Dr Paul Eck built on the work of Dr Watson (and others) and found that a hair tissue mineral analysis that measured the levels of the major minerals – Ca, Mg, Sodium & potassium, was more accurate and easier to obtain. He put together a program (after thousands of tests) to restore proper metabolism and called it Nutritional Balancing (aka mineral balancing). Many of use, including myself, have used Dr Eck’s program to improve substantially or recover completely from ME/CFS using natural methods – no toxic medicines required.
The main question is why these researchers don’t build on Dr Eck’s work instead of wasting so much time trying to discover what Dr Eck and Dr Watson knew decades ago?!?
Don’t you think patients with ME/CFS have tried going the route of hair and blood mineral tests and correction of their deficiencies based on the results? Heck, that was the first thing I tried a decade or more ago. If this was solvable through common supplements, we would all know by now.

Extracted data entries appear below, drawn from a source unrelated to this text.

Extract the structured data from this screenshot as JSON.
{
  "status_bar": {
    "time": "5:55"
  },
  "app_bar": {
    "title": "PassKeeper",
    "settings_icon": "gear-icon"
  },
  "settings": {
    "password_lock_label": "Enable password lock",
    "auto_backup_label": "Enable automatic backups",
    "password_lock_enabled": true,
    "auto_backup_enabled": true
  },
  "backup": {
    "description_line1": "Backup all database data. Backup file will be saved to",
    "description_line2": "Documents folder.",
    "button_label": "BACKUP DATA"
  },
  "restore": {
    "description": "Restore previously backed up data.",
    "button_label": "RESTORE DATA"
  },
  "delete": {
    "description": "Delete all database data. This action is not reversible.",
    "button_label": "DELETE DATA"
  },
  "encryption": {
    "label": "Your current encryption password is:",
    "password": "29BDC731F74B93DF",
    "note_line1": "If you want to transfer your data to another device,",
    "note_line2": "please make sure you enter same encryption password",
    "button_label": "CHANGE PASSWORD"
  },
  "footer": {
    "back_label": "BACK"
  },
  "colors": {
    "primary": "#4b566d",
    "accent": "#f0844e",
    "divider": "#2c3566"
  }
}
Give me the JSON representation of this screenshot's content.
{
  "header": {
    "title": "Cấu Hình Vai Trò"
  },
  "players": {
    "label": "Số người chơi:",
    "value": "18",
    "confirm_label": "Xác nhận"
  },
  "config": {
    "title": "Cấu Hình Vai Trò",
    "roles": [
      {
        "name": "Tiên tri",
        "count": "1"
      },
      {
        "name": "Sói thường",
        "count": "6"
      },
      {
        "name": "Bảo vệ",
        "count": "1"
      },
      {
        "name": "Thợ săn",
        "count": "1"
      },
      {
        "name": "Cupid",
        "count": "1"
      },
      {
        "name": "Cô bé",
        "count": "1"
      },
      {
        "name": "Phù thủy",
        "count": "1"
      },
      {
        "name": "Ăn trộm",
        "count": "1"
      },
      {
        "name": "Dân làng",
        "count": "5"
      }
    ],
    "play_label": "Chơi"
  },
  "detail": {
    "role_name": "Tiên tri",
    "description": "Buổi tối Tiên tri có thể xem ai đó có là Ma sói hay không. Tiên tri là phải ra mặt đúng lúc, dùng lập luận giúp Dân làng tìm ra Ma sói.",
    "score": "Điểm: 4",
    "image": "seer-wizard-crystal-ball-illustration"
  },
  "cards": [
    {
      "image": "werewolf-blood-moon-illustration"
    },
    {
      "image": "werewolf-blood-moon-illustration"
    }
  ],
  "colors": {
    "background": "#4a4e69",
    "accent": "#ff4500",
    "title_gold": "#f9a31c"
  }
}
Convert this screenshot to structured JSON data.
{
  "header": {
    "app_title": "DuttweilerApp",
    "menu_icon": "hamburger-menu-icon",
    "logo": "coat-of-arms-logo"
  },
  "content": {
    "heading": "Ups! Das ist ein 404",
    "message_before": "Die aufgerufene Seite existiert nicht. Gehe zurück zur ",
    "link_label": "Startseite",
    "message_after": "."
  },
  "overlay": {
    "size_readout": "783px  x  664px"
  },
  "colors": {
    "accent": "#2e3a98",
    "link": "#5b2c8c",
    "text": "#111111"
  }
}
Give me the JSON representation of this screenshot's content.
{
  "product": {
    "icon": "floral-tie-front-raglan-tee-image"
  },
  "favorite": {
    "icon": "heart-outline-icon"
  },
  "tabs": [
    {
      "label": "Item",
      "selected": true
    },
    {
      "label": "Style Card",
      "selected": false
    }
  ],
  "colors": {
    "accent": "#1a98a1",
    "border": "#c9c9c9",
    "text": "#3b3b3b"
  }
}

And so this article does not make any suggestion on what to DO about these problems. Awfully long article for people to wade through, only to find that no suggestions are given.
Really, not even a clue is given in the article on what avenue might lead to help.
It would be nice indeed if the current research had an answer to it – and I promise you if it did – it would be there. I caution you not to expect the answer to come so easily or to be so readily available. (There will probably be several answers). The intent of this blog is to demonstrate that researchers are understanding more and more about this condition. While it is not the answer you and everyone one else wants – it is a distinct step up – and will hopefully lead to an answer.
One possible avenue this research could suggest is a ketogenic type diet – which does help some people.
I have been wondering about this for a while myself. I usually have intense cravings for sweets. I have tried high protein and high fat diets and those haven’t worked for me. May it depends on what the source/ cause of the problem is. Searching for sugar and viruses and stumbled into this.
https://www.theatlantic.com/science/archive/2016/09/glucose-inflammation/498965/
This scientist demonstrated that if the source of the infection then sugar is beneficial and deadly if the infection is bacterial.
Anecdotally I feel better the morning after I have had some alcohol the night before, especially prosseco. But not so much with fruits. I have been experimenting with red bull this week and I do think it helps. I should point out I don’t have a severe version of ME. I have mcas, brain fog, anxiety and if I didn’t cardio I get intense soreness and muscle aches about 48 hrs later but not enough to knock me out. Weights are usually ok.
Other symptoms
Ear ringing
Neck pain and cracking
Food intolerance
Used to have fragrance intolerance but that went away.
Humans lack uricase activity so it is interesting that we can make allantoin. It is made in muscles under stress conditions as a by-product of peroxynitrite* scavenging by uric acid [ PMID 8958141].
*I’m assuming the free radicals mentioned in the abstract are mainly peroxynitrite; I can’t access the article since it is paywalled.
Jan Gruber has been investigating allantoin as it extends lifespan in C elegans worms. Don’t know if would translate to humans since it could be increasing uric acid levels thru product inhibition of uricase, which we don’t have. I’m sure he’s thought of that, though, and still seems interested so there must be more going on there and possibly points some more interesting effects on metabolism. [ Gruber did a recent webinar available on NUS Medicine’s YouTube channel].
I really wish we could get some of these longevity researchers (another would be Brian Kennedy) to look at the metabolomics data for ME/CFS and see if they have any insights.